Meredith: Local Media Needs Protection From Predatory BBC
BBC plans to increase its local news footprint constitute an “unprecedented assault” on independent local media which would create a democratic deficit by putting publishers out of business, News Media Association chief executive Owen Meredith has said.
In an article for The Times today, Mr Meredith said that Nadine Dorries’ appointment as Culture Secretary was the “clearest sign yet” that Boris Johnson plans to reshape the BBC, but those demanding change should be “careful what they wish for.”
“The BBC can and must do more to reflect diverse viewpoints but, in doing so, it must not crowd out a cornerstone of our democracy — the nation’s press — that is forced to compete with the might of the licence fee.
“The corporation has shifted from being our national broadcaster to being its largest online publisher, ploughing huge resources into its websites and digital services.
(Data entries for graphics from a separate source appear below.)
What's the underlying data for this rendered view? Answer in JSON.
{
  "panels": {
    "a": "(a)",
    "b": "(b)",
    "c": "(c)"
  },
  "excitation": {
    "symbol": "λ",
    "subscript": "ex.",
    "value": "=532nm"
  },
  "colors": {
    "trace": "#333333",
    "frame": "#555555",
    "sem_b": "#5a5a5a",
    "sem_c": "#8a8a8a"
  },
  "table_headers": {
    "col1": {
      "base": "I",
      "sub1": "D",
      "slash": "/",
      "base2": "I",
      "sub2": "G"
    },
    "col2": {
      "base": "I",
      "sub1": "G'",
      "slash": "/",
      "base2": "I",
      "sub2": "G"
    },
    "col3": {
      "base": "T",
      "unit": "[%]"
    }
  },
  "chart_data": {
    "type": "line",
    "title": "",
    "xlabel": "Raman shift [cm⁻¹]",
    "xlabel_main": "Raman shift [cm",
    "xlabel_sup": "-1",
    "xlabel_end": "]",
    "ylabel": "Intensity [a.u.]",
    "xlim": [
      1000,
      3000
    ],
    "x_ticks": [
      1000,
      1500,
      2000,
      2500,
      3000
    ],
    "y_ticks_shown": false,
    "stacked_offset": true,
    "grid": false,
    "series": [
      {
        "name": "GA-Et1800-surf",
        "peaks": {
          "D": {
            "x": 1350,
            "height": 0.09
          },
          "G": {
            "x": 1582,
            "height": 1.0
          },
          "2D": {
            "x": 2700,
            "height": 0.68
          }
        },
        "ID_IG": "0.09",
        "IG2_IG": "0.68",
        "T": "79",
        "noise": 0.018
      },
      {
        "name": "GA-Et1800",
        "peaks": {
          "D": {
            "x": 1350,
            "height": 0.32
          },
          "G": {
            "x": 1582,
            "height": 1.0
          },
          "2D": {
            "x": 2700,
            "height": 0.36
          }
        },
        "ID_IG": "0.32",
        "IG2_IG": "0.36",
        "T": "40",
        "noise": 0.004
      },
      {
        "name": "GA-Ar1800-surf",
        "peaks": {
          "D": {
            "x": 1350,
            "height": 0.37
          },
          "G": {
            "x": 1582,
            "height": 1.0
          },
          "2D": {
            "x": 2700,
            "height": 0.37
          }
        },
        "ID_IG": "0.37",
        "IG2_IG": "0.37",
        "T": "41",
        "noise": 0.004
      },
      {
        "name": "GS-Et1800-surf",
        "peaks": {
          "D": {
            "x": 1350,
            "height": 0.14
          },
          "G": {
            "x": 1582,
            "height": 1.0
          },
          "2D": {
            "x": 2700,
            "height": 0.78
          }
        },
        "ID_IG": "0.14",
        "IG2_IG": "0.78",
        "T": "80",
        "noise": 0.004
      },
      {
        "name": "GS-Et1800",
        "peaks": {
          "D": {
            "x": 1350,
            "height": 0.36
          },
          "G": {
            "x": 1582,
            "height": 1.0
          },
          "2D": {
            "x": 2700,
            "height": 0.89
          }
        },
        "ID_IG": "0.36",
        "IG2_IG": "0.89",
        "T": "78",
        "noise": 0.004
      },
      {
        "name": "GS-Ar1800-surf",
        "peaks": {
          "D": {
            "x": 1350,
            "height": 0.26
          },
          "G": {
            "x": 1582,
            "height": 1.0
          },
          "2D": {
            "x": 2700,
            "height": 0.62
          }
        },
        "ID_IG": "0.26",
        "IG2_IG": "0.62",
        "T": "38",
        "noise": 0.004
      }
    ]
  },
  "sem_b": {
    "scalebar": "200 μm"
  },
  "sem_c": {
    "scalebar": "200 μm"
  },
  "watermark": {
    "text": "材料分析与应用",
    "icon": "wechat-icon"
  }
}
It now publishes daily a vast number of articles, human interest stories, celebrity gossip, recipes and more, all cross-promoted by its broadcast channels, drawing away audiences and revenues from commercial news providers in the process.
“Now, in its BBC Across the UK plans, the Beeb reveals ambitions to use its privileged position to encroach further into local news in an unprecedented assault on the space already well-served by commercial news media.
“Despite challenges, 900 local media titles bring quality journalism to 40.6 million people every month via print and digital channels. It’s the local newspaper journalists who spend time scrutinising councils, courts and businesses on behalf of their readers, not the BBC, which is often accused of taking stories from the local press without proper attribution.
“It’s difficult to see how the BBC’s planned assault on the local press squares with its charter requirements to avoid adverse impacts on competition and plurality. The argument that it needs to step into local news to fill a democratic deficit simply doesn’t hold water.
“By increasing its local news footprint, the BBC would create a democratic deficit by putting local publishers out of business. That does nothing to enhance the voice of the overlooked, hold the powerful to account, or sustain media plurality and access to high-quality journalism.”